An MRI-based measure, corrected T1 (cT1), could be used as a potential biomarker for liver health, a study in collaboration with Massachusetts General Hospital, Perspectum Diagnostics and the University of Westminster has found.
This image shows a patient with cT1 in the normal range and low liver fat. This has been quantified using LiverMultiScan.
This study involved over 2,800 subjects from the UK BioBank MRI imaging study. The paper has revealed a tight distribution of cT1 values in a sub-population at low risk for non-alcoholic fatty liver disease. In comparison, the cT1 values were significantly elevated in 'higher-risk' sub-populations.
With the burgeoning obesity epidemic, the prevalence of both Non-Alcoholic Fatty Liver Disease (NAFLD), the build-up of fat in the liver, and Non-Alcoholic Steatohepatitis (NASH) inflammation in the liver, are rapidly increasing. Liver disease, including NAFLD and NASH, is usually asymptomatic until the development of cirrhosis, therefore it is critical to identify individuals who are risk and enable early diagnosis. In order to establish which populations are at risk, normality and abnormality need to be ascertained in the context of NAFL and NASH.
Of the population studied, only 37% of participants were classified as being at 'low risk' of NAFLD, i.e. those with a BMI under 25kg/m2and liver fat under 5%. Perspectum Diagnostics' proprietary technology, LiverMultiScan™ was used to calculate the patients' cT1 values. In separate research studies this novel imaging biomarker has been shown to correlate with histology and to predict prognosis (Banerjee, 2014; Pavlides, 2016). The results in this paper showed a tight distribution in the low-risk group, which can act as a baseline comparator in the diagnosis of patients with suspected NAFLD and NASH. The excellent intra-rater and inter-rater reproducibility observed in this study for cT1 provides further support for its utility. Separate research (Pavlides, 2017) has shown that cT1 can distinguish between NAFL and NASH, increasing its utility and adding value to a fat content measure alone to assess fatty liver disease.
Professor Stefan Neubauer, Chief Medical Officer at Perspectum Diagnostics, commented that, "Currently patients with suspected liver disease are biopsied which can cause great pain and distress, and there is a big need for a non-invasive biomarker to enable better care of patients. This study establishes a tight normal range for cT1 in a large low-risk population, an important pre-requisite for an imaging biomarker that can an aid early diagnosis and, hopefully, will reduce the number of patients who are unnecessarily biopsied."

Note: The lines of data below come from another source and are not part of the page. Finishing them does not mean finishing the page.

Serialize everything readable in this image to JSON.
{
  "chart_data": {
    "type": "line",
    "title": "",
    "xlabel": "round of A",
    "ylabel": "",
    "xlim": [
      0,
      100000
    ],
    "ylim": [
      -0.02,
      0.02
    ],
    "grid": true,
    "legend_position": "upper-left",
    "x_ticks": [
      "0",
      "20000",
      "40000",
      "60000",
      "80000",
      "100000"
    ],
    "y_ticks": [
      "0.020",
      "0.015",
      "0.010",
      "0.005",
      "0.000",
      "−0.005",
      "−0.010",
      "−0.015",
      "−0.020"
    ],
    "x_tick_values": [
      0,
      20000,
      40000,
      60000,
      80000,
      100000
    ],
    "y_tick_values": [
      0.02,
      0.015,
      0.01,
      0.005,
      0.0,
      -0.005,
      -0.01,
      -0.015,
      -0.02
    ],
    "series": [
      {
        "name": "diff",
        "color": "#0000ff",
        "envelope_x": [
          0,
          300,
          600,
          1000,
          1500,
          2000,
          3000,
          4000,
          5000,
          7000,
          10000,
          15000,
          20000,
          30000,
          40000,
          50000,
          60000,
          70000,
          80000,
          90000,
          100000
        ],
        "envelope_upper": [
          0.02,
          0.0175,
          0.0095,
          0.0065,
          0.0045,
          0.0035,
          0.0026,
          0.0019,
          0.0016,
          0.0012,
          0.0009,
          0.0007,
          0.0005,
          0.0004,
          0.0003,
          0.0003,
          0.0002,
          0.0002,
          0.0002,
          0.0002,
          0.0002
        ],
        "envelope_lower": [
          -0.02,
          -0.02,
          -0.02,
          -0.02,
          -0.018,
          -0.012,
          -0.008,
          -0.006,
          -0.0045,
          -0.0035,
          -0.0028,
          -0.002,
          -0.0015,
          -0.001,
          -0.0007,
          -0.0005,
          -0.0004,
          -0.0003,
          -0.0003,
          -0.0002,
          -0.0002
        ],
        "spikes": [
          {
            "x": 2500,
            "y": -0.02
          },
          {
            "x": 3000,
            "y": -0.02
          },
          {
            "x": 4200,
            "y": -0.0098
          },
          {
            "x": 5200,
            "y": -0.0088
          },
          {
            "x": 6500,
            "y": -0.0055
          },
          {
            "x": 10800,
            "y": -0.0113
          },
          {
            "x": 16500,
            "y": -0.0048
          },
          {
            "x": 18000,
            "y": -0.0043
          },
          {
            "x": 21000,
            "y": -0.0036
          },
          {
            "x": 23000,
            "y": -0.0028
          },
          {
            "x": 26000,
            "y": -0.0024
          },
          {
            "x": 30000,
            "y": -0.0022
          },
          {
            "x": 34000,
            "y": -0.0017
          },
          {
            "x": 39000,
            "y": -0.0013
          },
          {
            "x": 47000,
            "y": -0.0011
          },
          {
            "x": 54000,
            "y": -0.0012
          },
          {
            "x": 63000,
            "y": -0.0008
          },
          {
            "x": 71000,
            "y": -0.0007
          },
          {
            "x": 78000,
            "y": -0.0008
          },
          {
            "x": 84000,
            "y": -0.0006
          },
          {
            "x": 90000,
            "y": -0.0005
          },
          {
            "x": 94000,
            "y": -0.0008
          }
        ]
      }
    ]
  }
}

LiverMultiScan corrects for the amount of iron in the liver, as high iron levels can distort the magnetic field and obscure the readings. In this population 36.5% of subjects had sufficiently high iron concentration in their livers to necessitate correction, emphasizing the importance of this method. Iron correction was also needed in cases of mild iron overload that in itself does not pose a clinical problem.
This paper includes an appendix of interesting case studies taken from the Patient Understanding of LiverMultiScan trial and from Massachusetts General Hospital, these case studies show the use of LiverMultiScan and cT1 across a variety of diseases. Dr Amirkasra Mojtahed from the Division of Abdominal Imaging at Massachusetts General Hospital, Boston stated that, "As we move into the era of personalized medicine, it is increasingly becoming important to develop quantitative imaging biomarkers that are uniform across various vendor platforms. This study is an important step in the path for developing a standardized imaging biomarker for liver health and has the potential to replace some of the inherently subjective current methods of assessing liver health."
This manuscript adds to the growing literature on T1 mapping in the liver and displays, for the first time, the reference range of cT1 values in a large population at low risk for NAFL, therefore demonstrating its potential as a biomarker for future studies.